It’s in decline; but people have been saying that for a very long time. What is it? Here’s a rough definition, drawn from describing the way Huck Finn conversed with Jim:
Both participants listen attentively to each other; neither tries to promote himself by pleasing the other; both are obviously enjoying an intellectual workout; neither spoils the evening’s peaceable air by making a speech or letting disagreement flare into anger; they do not make tedious attempts to be witty. They observe classic conversational etiquette with a self-discipline that would have pleased Michel de Montaigne, Samuel Johnson, or any of a dozen other old masters of good talk whom Miller cites as authorities.
This etiquette, Miller says, is essential if conversation is to rise to the level of—well, "good conversation." The etiquette is hard on hotheads, egomaniacs, windbags, clowns, politicians, and zealots. The good conversationalist must never go purple with rage, like people on talk radio; never tell a long-winded story, like Joseph Conrad; and never boast that his views enjoy divine approval, like a former neighbor of mine whose car bumper declared, "God Said It, I Believe It, And That Settles It."
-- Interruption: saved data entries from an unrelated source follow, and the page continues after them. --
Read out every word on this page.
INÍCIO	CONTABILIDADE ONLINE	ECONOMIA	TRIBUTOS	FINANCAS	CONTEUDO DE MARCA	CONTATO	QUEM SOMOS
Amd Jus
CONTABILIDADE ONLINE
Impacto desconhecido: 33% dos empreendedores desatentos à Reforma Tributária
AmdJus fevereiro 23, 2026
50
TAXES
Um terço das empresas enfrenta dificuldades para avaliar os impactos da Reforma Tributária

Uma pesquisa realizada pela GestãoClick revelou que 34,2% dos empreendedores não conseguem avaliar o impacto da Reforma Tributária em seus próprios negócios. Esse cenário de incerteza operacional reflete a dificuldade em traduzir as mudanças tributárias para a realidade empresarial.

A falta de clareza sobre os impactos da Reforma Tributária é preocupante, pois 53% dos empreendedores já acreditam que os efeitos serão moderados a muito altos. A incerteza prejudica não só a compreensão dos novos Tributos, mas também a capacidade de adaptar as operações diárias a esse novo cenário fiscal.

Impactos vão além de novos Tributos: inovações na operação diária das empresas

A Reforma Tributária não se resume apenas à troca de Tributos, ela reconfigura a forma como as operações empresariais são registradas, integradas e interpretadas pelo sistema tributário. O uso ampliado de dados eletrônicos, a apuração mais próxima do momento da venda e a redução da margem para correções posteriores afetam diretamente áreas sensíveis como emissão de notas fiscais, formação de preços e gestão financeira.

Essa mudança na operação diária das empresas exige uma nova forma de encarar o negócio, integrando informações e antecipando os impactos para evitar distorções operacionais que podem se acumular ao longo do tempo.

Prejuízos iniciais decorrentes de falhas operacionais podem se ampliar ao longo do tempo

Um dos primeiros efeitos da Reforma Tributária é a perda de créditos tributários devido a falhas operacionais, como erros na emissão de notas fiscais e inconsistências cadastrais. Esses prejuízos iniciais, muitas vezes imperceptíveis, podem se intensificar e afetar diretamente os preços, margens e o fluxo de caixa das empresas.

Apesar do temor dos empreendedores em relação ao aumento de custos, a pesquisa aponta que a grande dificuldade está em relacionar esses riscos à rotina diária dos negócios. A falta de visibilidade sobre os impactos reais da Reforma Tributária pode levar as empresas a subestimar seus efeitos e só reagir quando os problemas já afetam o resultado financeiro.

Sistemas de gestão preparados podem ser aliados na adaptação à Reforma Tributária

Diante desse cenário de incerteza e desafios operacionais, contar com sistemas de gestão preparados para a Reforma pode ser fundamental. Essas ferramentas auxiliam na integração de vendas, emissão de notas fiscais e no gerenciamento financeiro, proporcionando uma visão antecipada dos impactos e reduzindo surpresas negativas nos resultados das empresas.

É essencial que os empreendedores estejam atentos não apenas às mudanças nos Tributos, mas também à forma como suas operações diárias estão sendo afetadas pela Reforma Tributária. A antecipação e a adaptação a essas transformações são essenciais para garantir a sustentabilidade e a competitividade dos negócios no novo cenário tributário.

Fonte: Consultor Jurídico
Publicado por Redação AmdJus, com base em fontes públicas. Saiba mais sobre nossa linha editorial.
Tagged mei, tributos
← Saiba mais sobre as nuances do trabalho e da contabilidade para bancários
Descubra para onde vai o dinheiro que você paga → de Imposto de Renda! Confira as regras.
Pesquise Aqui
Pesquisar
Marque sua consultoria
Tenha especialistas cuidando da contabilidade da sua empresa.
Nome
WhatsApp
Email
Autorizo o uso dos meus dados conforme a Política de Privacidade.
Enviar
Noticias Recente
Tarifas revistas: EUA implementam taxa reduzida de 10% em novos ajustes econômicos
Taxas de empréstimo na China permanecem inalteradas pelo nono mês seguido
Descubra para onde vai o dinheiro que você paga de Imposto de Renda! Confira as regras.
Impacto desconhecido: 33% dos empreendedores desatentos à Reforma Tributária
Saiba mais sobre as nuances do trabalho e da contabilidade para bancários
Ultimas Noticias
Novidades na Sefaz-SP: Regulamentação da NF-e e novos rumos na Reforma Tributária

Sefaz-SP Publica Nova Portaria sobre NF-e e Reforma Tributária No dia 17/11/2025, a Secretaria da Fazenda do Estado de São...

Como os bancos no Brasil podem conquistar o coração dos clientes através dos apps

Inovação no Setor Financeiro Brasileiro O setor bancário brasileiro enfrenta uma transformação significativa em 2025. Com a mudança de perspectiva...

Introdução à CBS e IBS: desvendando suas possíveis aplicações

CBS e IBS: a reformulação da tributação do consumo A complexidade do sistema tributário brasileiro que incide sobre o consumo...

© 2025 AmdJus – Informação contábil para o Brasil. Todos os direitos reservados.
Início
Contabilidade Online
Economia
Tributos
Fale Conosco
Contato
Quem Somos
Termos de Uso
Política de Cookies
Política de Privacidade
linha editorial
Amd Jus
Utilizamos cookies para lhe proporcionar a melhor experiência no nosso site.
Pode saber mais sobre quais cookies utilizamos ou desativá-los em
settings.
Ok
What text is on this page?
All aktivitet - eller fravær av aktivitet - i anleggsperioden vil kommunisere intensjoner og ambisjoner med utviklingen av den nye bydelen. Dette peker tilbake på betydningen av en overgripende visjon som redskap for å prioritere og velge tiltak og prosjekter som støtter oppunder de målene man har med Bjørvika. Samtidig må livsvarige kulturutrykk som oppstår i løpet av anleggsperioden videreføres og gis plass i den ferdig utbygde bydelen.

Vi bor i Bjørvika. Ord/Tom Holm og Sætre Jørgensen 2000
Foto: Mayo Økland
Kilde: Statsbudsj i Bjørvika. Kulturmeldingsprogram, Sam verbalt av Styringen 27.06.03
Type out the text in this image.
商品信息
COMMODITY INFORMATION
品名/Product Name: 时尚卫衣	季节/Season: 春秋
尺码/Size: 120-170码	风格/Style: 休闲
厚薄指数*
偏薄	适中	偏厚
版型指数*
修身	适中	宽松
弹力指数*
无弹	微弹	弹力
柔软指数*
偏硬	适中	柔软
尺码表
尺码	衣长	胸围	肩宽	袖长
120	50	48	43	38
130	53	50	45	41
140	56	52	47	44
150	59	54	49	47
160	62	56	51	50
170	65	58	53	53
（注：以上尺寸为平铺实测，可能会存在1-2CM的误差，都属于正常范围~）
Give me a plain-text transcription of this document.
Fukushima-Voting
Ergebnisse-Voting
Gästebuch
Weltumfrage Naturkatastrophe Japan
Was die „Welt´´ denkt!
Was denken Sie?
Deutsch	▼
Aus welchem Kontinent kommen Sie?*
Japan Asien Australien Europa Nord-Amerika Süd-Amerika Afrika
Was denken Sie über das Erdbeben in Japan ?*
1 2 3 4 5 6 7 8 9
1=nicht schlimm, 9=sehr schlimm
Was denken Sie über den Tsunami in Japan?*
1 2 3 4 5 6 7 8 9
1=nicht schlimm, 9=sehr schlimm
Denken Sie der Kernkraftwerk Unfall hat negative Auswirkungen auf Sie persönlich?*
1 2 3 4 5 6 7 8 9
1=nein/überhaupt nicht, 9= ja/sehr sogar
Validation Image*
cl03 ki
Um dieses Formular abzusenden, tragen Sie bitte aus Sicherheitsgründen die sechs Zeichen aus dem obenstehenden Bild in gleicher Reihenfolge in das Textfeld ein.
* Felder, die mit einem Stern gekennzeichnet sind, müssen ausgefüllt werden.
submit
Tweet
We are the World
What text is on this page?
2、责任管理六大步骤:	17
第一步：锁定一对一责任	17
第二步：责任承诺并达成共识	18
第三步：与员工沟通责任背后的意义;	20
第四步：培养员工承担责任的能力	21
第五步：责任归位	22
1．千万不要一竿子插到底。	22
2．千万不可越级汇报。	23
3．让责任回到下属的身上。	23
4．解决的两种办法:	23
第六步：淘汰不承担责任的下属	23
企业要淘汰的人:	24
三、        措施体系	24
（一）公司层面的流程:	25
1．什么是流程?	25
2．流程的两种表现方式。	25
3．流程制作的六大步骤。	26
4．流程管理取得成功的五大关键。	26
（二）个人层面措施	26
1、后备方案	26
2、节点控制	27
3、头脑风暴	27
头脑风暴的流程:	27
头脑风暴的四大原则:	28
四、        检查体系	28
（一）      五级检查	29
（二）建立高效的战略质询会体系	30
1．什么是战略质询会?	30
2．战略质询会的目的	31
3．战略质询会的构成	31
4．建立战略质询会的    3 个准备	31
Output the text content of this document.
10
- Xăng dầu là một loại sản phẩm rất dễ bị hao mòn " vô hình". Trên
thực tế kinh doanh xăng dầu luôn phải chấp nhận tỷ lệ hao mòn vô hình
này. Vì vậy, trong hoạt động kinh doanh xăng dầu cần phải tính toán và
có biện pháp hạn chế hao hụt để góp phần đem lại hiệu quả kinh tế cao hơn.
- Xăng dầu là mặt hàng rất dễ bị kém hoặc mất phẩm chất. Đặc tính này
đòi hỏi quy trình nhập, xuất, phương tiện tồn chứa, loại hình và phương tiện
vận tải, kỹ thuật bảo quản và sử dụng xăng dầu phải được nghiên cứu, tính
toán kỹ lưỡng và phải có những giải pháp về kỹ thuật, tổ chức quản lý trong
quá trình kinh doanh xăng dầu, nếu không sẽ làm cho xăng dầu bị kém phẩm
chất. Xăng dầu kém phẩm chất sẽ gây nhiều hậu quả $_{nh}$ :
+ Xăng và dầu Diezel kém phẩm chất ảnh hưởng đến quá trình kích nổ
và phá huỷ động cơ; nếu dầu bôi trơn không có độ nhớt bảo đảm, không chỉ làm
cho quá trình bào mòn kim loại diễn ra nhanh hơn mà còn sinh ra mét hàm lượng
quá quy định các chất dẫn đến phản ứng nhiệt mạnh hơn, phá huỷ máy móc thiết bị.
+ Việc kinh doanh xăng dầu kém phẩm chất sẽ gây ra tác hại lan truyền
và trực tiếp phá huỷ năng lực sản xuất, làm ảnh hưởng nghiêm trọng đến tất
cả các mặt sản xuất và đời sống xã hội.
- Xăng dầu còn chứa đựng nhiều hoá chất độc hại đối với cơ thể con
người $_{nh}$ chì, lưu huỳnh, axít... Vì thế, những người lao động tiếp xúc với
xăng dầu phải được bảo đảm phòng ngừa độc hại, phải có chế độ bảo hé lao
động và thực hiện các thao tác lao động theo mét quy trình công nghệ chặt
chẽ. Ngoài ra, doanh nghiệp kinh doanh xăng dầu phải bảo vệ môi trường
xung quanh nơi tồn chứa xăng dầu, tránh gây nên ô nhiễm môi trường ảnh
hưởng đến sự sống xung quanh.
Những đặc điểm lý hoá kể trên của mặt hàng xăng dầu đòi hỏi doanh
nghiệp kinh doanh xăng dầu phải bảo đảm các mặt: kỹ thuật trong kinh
This is taken from Russell Baker’s engaging review of a new book on the subject by Stephen Miller. Conversation is Oakeshott’s metaphor for free association; Michael Totten sees it as the antidote to terror on the Israel-Lebanon border. I’d say it’s a practice integral to liberal democracy. Which is why the more open-minded parts of the blogosphere have an important part to play in reviving it.